Le patron de PSA a annoncé qu'au cours des 6 prochaines années, le groupe lancerait 26 nouveaux modèles sur le marché européen.

Le patron de PSA a annoncé qu'au cours des 6 prochaines années, le groupe lancerait 26 nouveaux modèles sur le marché européen. - BFMBusiness

Interrogé par BFM Business sur le Mondial de l’Auto, Carlos Tavares, le président du directoire de PSA, annonce une offensive sur tous les segments de marché dans les prochaines années avec un véhicule autonome en 2021. Quant au diesel, il estime que tout le secteur a été "sali".

Pour son second salon de l’auto parisien, Carlos Tavares arrive gonflé à bloc. En trois ans, il a redressé le groupe qui lors du premier semestre 2016 a réalisé une marge opérationnelle de 6,8%. "Nous venons de loin et aujourd’hui, cette marge est au 4e rang de l’industrie automobile mondiale", s’est réjoui le dirigeant.

Pour lui, c’est un exploit qui s’est réalisé dans un environnement mondial "chaotique" qui a épargné les marchés européens de PSA "malgré ce que l’on peut entendre sur le Brexit". Malgré cela, "ces dernières années ont été des années de bonheur avec des marchés en croissance et une forme de confiance des consommateurs européens qui nous a portés", a déclaré Carlos Tavares.

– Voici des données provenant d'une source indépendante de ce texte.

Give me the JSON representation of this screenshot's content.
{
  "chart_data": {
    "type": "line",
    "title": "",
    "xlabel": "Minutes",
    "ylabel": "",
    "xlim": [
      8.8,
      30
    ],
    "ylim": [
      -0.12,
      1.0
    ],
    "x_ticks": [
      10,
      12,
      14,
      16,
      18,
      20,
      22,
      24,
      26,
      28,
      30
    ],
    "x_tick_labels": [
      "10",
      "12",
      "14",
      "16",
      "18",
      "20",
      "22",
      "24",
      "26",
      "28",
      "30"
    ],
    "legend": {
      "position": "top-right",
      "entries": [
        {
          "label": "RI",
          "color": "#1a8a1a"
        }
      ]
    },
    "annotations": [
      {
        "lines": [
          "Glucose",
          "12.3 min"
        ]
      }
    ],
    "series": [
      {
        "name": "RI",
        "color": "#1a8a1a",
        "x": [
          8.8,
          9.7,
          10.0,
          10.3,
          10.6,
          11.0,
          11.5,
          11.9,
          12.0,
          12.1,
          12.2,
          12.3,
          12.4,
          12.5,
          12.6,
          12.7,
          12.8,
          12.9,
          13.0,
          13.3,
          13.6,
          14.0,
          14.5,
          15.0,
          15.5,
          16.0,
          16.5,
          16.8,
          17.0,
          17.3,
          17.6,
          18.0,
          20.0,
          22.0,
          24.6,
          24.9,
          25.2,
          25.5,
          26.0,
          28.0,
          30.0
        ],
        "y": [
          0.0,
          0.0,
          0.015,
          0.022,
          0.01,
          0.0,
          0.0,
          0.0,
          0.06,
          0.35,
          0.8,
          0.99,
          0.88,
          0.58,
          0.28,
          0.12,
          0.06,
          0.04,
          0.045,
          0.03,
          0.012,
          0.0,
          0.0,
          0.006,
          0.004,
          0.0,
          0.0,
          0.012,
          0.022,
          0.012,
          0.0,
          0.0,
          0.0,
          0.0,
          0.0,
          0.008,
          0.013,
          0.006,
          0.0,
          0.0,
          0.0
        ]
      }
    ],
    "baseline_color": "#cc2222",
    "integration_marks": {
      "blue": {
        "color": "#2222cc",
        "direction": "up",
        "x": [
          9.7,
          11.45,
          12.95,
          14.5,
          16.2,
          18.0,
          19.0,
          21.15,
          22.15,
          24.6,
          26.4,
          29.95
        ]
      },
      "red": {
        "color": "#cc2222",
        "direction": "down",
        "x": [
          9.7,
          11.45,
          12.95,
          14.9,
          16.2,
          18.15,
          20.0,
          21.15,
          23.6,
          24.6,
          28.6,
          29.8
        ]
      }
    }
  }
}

"12 millions de personnes ont été salies"

Et ce dynamisme va se poursuivre. "Nous lançons une très grande offensive produit et technologique puisqu’au cours des 6 prochaines années, nous allons lancer pas moins de 26 nouveaux modèles sur le marché européen", a-t-il révélé à BFM Business en précisant qu’un véhicule autonome serait lancé dès 2021.

Reste le scandale du diesel qui n’a épargné aucun constructeur, PSA comme les autres. Sur ce sujet, Carlos Tavares témoigne à la fois de l’émotion et de la colère. "Je suis extrêmement triste de savoir qu’en Europe nous avons 12 millions de personnes de l’industrie automobile qui ont été salies par les conclusions qui ont été tirées y compris par l’ensemble des médias […]." Et pour lui, Volkswagen, qu'il ne cite pas nommément, a une lourde responsabilité. "Cette affaire de notre concurrent allemand a jeté le discrédit sur l’ensemble de la profession et 12 millions de personnes en pâtissent encore".